Ever since we opened our London drug rehab centres, first in Acton and now our Fitzrovia drug rehab, we have been working with clients who have come to us for help with addiction to crystal meth. In most cases, they have been using crystal meth as part of chemsex, often with GHB and mephedrone. Typically, chemsex involves this cocktail of potent drugs to facilitate sex, mainly between gay men and sometimes transgender women. Not only does this lead to addiction for some, but there’s a significant risk of ill health, overdose and even death.

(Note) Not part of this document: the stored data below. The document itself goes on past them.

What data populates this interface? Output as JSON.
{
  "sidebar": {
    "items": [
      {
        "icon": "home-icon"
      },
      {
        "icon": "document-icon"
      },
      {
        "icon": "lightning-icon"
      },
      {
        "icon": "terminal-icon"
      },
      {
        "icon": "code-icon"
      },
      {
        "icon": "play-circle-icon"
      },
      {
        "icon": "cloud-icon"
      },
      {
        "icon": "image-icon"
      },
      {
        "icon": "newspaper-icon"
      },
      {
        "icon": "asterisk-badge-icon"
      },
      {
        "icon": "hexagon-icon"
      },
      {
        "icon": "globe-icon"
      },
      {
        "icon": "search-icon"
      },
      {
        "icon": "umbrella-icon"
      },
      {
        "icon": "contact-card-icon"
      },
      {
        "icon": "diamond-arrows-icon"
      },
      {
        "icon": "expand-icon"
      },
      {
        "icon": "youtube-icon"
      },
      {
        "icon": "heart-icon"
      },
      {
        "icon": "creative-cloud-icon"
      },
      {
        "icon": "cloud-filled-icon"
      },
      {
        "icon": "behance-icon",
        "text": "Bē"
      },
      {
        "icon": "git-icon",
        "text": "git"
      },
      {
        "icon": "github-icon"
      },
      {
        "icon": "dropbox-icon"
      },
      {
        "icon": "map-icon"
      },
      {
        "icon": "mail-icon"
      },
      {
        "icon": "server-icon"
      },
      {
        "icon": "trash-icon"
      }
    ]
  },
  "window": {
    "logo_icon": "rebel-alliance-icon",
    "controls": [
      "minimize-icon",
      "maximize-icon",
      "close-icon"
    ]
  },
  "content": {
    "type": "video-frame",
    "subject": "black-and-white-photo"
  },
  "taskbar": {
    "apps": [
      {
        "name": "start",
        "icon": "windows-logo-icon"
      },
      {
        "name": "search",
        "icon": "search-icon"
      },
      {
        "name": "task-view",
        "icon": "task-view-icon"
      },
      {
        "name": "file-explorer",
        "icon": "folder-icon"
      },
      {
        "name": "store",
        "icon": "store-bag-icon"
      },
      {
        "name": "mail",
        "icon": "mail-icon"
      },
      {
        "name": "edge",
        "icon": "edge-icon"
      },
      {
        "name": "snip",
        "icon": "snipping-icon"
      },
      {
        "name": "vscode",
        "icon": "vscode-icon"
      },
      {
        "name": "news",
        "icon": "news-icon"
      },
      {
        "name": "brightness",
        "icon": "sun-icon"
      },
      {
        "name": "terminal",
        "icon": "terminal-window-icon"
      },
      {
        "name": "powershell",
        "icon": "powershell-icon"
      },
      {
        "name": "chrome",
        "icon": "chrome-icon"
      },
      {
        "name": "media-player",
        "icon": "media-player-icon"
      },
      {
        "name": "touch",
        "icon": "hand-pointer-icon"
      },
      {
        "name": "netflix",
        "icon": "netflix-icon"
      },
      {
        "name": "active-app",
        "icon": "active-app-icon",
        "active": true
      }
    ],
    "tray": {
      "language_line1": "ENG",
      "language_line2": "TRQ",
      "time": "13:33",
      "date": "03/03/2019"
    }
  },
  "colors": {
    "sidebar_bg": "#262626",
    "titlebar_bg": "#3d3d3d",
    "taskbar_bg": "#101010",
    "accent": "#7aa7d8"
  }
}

In this blog, we hear from Michael and Jake (names changed to protect client confidentiality). They came to our London drug rehab centres for addiction treatment. They successfully completed our programme for crystal meth addiction. We also reflect on the learning from an excellent webinar on 1st December 2021, led by addiction therapist Simon Marks, called ‘Understanding Gay Men and Chemsex: A Reflection on World AIDS Day.’
Michael’s Experience in our London Drug Rehab: Crystal Meth Recovery
‘My relationship with substances developed over years. I started taking drugs at 13 or 14. It started with weed, MDMA and hallucinogens. It was mainly party drugs. I always thought I was the life of the party or the last man standing. And that progressed over a period of maybe 15 years, until I was the only man standing – and not standing. I was at a place where my brain was gone and I was completely psychotic. I was using crystal meth on an almost daily basis to keep going. I don’t think you can see that coming. When I had my first drug, it was always, ‘but I’ll never do this drug’ or ‘definitely, I’ll never inject’. And then I was. I was lost in it.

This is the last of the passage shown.